Tribunal judiciaire de Nanterre
6 avril 2021 – N° de parquet 20120000001

Lorsqu’au cours d’une garde à vue, un expert psychiatre conclut à l’absence de troubles psychiques ou neuropsychiques du mis en cause mais que ce dernier est hospitalisé contre sa volonté dans un établissement psychiatrique moins de deux semaines après les faits, une contre-expertise apparaît nécessaire pour déterminer s’il existe une cause faisant obstacle à la responsabilité pénale du prévenu.

Le prévenu a été placé en garde à vue en avril 2020 pour des menaces de mort réitérées et des troubles contre la tranquillité d’autrui par agressions sonores.

Le même jour, une expertise psychiatrique a été ordonnée.

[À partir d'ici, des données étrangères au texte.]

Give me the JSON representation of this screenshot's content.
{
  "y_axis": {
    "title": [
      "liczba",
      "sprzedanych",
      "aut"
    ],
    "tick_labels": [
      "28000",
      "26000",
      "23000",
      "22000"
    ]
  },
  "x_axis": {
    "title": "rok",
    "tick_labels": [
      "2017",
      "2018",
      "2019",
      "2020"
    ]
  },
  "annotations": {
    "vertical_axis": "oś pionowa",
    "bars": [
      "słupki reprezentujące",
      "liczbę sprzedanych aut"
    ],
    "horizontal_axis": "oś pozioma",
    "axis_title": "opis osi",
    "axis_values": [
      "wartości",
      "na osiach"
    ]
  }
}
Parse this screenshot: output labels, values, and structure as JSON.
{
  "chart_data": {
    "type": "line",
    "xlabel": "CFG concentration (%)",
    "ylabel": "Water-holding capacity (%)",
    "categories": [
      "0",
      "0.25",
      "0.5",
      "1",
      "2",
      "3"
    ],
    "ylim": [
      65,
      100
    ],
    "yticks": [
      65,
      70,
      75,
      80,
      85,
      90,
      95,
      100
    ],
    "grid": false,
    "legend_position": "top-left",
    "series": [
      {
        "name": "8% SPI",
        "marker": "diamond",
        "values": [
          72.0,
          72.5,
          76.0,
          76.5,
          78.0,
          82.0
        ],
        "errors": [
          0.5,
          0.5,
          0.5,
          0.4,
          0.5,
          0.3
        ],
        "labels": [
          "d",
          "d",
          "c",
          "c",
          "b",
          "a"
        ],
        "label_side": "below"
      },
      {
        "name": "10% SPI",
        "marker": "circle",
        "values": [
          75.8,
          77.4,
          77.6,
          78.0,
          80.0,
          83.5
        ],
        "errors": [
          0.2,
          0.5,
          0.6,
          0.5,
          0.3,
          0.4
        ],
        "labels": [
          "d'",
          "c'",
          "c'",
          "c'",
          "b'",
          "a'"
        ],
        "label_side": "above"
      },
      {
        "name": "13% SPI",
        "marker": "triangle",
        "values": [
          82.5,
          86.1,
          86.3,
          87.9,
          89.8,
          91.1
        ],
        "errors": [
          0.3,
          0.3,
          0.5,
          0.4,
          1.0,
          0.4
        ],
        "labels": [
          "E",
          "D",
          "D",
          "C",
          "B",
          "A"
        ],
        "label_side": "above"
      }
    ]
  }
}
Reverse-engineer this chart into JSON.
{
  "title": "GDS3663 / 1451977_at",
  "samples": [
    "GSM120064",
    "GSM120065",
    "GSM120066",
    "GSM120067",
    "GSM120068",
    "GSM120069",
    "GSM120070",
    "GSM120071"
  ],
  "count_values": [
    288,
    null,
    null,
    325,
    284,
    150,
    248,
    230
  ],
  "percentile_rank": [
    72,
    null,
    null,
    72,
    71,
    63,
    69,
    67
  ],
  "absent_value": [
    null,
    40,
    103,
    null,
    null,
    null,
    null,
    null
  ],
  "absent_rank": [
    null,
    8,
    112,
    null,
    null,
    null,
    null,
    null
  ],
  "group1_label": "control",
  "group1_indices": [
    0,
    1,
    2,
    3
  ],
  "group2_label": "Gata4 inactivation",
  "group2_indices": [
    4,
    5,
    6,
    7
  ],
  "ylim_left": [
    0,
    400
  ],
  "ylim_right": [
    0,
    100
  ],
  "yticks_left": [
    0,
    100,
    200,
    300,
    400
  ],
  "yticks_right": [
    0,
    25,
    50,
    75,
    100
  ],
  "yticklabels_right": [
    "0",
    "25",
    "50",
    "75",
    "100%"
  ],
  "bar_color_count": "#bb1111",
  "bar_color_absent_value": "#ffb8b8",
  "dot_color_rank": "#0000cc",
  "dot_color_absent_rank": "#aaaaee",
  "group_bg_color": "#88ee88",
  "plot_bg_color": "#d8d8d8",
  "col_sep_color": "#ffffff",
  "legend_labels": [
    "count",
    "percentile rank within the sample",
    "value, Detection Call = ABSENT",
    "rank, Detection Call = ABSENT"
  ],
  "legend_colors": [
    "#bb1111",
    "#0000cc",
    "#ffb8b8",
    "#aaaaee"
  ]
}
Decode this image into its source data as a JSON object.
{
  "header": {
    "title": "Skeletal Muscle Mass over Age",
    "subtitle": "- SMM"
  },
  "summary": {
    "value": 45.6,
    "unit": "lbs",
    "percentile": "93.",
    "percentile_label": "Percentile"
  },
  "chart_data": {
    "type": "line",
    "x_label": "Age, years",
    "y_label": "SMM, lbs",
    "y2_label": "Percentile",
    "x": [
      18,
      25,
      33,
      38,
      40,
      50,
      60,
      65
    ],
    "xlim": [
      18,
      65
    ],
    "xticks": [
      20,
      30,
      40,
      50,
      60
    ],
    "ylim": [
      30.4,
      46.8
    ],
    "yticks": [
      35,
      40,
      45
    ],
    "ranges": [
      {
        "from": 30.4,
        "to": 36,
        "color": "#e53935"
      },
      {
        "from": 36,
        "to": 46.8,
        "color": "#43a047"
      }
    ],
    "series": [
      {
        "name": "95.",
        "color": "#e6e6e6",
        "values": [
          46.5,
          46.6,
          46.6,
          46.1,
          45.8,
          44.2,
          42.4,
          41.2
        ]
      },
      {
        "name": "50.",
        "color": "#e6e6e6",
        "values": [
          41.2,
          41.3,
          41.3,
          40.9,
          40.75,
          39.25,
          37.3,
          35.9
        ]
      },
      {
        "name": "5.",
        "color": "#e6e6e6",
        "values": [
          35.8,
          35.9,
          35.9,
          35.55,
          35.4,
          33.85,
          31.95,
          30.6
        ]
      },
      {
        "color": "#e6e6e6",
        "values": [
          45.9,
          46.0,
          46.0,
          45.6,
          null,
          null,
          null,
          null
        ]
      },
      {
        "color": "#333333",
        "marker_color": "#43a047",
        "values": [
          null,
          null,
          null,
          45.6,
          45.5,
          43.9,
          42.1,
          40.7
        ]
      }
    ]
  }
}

Elle a pris la forme d’un entretien d’une vingtaine de minutes menée par un psychiatre qui a conclu que le prévenu ne présentait aucun trouble psychique ayant aboli ou même simplement altéré son discernement.

Le psychiatre précisait en outre que le prévenu ne risquait pas de compromettre l’ordre public et la sûreté des personnes et que son état ne nécessitait pas d’hospitalisation en milieu spécialisé. Or, ces conclusions ont été contredites par l’hospitalisation de l’intéressé, moins de deux semaines après sa garde à vue, au sein d’une unité de soins psychiatriques.

Cette hospitalisation a été décidée par le Préfet sur le fondement d’un certificat médical mentionnant que « les troubles mentaux de [Monsieur X] nécessitent des soins et compromettent la sûreté des personnes ou portent atteinte, de façon grave, à l’ordre public et rendent nécessaire son admission en soins psychiatriques ».

Monsieur X était resté plus d’un mois dans l’établissement psychiatrique où il avait été admis, pour n’en ressortir qu’en juin 2020 avec un traitement lourd à suivre sur une longue durée. Dans ces conditions, le cabinet Luneau avocat, qui assiste le prévenu, a demandé qu’il soit ordonné une contre-expertise psychiatrique afin d’évaluer l’existence d’une cause d’irresponsabilité pénale.

Malgré l’opposition de la partie civile et du procureur de la République, le vice-président du tribunal correctionnel a décidé de faire droit à cette demande pour deux motifs :

  • d’une part, parce que les certificats médicaux produits aux débats renfermaient des indications précises sur l’état mental du mis en cause, les symptômes de sa maladie et de son évolution et,
  • d’autre part, en raison de la proximité entre la date de son hospitalisation et celle de la dernière plainte de la partie civile.

Une nouvelle expertise a donc été ordonnée et l’examen au fond de l’affaire a été renvoyé au 14 décembre 2021 (voir ci-après le commentaire de la décision rendue).